A white US Navy veteran has been charged with killing an engineer from India and wounding two other men when he opened fire in a Kansas bar in what federal authorities were investigating on Friday as a possible hate crime that shocked the victim’s home country.
The shooting on Wednesday night led news bulletins in India and triggered outrage on social media, where people voiced concern that US President Donald Trump’s “America First” position on immigration and jobs has fueled a climate of intolerance.
White House spokesman Sean Spicer on Friday said that any loss of life was tragic, but it would be absurd to link the killing to Trump’s rhetoric.
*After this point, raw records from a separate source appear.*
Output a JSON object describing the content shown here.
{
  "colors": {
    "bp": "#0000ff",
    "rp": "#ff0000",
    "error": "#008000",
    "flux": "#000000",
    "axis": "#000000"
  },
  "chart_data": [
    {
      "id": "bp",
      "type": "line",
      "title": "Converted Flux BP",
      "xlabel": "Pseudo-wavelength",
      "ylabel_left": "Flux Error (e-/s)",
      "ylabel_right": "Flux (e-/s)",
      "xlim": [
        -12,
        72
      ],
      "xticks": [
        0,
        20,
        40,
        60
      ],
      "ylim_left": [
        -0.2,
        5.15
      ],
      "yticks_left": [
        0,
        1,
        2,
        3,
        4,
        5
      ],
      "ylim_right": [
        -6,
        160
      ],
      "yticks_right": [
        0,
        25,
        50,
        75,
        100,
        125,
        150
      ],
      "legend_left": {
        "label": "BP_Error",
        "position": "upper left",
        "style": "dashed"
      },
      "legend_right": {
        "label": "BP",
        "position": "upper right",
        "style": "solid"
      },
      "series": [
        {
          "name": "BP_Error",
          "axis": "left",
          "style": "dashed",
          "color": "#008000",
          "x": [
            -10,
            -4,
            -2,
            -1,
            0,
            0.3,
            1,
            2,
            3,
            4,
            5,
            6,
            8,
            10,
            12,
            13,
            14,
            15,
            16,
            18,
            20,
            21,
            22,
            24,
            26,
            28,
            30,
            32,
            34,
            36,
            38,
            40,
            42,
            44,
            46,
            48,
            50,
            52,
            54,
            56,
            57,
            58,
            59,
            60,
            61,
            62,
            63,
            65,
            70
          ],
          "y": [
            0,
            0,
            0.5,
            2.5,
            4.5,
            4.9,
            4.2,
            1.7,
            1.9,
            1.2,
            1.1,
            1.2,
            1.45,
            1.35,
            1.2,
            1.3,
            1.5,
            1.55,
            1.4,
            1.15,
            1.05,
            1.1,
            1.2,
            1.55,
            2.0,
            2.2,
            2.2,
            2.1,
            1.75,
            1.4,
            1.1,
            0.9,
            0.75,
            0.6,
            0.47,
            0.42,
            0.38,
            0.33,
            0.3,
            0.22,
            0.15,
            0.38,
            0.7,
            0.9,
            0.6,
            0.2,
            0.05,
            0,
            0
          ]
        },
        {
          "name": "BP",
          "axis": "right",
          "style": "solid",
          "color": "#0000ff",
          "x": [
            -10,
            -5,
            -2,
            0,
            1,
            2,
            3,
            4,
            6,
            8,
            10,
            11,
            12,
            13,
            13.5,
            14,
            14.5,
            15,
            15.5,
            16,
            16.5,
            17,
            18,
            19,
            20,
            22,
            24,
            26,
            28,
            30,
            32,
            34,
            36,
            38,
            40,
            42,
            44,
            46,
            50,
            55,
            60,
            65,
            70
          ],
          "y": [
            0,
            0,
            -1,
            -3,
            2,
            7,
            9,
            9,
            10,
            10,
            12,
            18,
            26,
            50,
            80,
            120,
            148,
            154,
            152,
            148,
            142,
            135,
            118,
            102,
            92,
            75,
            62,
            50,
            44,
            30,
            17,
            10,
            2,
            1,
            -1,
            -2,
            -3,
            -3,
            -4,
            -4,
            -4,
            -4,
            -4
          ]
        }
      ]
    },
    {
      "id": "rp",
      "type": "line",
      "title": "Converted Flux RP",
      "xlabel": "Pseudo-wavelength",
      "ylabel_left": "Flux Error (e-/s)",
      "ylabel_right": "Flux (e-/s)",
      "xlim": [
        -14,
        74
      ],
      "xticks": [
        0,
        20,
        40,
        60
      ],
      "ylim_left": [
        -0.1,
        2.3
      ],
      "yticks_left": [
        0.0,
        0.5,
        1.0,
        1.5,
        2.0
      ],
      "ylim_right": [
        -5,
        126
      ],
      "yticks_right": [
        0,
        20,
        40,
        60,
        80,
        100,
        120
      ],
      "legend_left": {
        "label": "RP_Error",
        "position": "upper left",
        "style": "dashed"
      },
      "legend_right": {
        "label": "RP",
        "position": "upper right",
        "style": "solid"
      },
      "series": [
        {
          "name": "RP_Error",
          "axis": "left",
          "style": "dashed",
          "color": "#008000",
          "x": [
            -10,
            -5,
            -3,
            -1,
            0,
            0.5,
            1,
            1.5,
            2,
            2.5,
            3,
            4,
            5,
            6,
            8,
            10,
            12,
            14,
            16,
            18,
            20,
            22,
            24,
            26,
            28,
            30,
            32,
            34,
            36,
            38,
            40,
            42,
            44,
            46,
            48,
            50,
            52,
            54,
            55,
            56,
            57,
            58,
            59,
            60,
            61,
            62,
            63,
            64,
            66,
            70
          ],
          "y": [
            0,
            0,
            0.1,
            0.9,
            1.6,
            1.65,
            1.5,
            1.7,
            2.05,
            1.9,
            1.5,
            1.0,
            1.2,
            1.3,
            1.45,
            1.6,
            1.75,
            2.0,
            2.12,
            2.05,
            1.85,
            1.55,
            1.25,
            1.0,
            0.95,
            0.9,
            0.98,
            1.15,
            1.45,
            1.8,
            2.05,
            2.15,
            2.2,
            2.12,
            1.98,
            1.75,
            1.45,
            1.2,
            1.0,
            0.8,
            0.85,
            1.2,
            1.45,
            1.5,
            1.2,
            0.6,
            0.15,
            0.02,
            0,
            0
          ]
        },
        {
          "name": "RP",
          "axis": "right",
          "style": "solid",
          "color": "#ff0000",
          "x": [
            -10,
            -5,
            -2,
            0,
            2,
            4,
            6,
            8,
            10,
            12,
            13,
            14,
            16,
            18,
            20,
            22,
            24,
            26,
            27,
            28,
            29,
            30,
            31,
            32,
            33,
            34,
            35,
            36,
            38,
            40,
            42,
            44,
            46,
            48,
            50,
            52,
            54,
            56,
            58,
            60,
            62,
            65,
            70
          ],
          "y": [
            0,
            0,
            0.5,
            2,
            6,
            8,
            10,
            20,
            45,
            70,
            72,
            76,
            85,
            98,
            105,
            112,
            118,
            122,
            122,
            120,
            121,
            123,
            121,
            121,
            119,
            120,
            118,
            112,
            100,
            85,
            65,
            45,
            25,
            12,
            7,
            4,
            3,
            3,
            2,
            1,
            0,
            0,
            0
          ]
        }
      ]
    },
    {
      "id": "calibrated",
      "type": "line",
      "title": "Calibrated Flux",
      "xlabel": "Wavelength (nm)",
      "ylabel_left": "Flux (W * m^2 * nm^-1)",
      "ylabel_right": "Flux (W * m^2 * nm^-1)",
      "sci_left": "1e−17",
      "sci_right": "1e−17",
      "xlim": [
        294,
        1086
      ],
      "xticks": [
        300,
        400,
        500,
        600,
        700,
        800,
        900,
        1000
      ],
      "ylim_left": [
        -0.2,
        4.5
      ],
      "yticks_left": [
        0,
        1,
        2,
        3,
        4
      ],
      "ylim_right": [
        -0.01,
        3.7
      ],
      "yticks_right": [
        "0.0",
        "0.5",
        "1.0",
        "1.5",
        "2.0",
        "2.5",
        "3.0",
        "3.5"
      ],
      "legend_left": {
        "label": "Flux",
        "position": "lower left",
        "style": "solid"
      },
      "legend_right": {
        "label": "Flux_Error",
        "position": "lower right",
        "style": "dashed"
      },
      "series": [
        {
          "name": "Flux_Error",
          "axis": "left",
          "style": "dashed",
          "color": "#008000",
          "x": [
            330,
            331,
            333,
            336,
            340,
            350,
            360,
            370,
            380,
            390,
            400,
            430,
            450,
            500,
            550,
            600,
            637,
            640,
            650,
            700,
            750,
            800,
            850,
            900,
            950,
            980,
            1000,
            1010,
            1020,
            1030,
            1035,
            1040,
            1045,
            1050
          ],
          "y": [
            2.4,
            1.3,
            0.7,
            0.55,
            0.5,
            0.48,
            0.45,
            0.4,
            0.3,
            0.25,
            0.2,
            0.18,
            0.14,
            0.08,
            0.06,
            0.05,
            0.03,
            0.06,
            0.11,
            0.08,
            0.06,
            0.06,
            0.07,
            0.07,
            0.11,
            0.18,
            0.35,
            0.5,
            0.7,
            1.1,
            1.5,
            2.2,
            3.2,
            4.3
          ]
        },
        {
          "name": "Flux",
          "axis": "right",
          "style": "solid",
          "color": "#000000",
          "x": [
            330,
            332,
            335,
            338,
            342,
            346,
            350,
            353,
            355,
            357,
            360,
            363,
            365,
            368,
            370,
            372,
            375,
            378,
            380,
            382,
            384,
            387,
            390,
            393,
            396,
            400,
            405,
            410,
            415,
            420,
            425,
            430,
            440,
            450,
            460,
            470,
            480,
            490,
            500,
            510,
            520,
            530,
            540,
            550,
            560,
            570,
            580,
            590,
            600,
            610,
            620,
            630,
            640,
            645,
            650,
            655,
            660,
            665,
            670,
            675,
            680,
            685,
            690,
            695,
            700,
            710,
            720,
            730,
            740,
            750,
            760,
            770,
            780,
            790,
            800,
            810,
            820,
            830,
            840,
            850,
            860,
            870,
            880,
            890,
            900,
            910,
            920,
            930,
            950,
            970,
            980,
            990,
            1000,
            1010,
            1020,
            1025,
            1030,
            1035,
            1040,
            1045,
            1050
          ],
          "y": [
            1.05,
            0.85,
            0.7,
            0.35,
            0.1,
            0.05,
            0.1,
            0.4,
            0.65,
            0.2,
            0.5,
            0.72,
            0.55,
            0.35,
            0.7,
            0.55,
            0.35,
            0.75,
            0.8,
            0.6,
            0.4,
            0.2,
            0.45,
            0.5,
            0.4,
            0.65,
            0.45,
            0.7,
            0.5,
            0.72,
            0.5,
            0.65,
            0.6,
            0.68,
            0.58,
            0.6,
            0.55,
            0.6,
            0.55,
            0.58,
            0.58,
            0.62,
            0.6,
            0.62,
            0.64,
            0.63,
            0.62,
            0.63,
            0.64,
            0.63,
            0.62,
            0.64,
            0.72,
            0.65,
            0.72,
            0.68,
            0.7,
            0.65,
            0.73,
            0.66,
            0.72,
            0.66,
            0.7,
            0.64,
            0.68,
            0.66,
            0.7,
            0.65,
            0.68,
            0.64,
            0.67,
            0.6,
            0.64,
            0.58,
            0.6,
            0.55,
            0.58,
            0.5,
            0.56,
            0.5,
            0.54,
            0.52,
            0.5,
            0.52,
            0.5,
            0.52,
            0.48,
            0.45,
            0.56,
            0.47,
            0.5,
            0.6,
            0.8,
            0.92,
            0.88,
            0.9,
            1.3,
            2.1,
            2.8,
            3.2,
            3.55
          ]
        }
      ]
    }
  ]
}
Pratik Mathur, spokesman for the Indian embassy in Washington, said India had expressed “deep concern over the incident” to the US government and requested a “thorough and speedy investigation.”
Adam Purinton, 51, was on Thursday charged in Johnson County, Kansas, with one count of premeditated first-degree murder and two counts of attempted premeditated first-degree murder, District Attorney Stephen Howe told reporters.
Local media reports said Purinton often complained about his ill health and was mourning the death of his father.
The FBI was looking at whether it was a hate crime, the official term for crimes motivated by bias or prejudice.
If convicted of the state murder charges, Purinton faces a life sentence without eligibility for parole for 50 years, Howe said.
Purinton is accused of killing Srinivas Kuchibhotla, 32, and wounding Alok Madasani, also 32, in Austins Bar and Grill in Olathe, Kansas, on Wednesday evening, police said.
At least one bystander told the Kansas City Star the gunman shouted “get out of my country” before shooting the Indian victims.
Purinton is also accused of wounding 24-year-old Ian Grillot, an American who was shot as he tried to intervene.
“People call me a hero,” Grillot said in a video released by the hospital where he was undergoing treatment for gunshot wounds to the hand and chest. “I was just doing what anyone should have done for any other human being.”
His wife, identified by media outlets as Sunayana Dumala, told reporters on Friday that the shooter “has taken a life, a very lovable soul, from everyone.”
Kuchibhotla received a master’s degree in electronics from the University of Texas in El Paso in 2007, according to LinkedIn. His Facebook page, where he called himself “Srinu,” said that in 2014 he joined the Kansas office of Switzerland-based navigation device maker Garmin Ltd from Rockwell Collins Inc.
Purinton was transferred back to Kansas on Friday and was being held with bond set at US$2 million, according to jail records.
He is scheduled to appear in court tomorrow.
At Kuchibhotla’s family home near the Indian tech hub of Hyderabad, relatives backed government calls to ensure the safety of Indians living in the US.
“The government should voice out this strongly because our brothers, sisters and our relatives are there,” the victim’s brother, Venu Madhav, told Reuters TV.
“Don’t be shocked! Be angry!” Siddharth, a well-known South Indian actor who uses one name, tweeted to his 2.6 million followers in remarks echoed across social media. “Trump is spreading hate. This is a hate crime! RIP #SrinivasKuchibhotla.”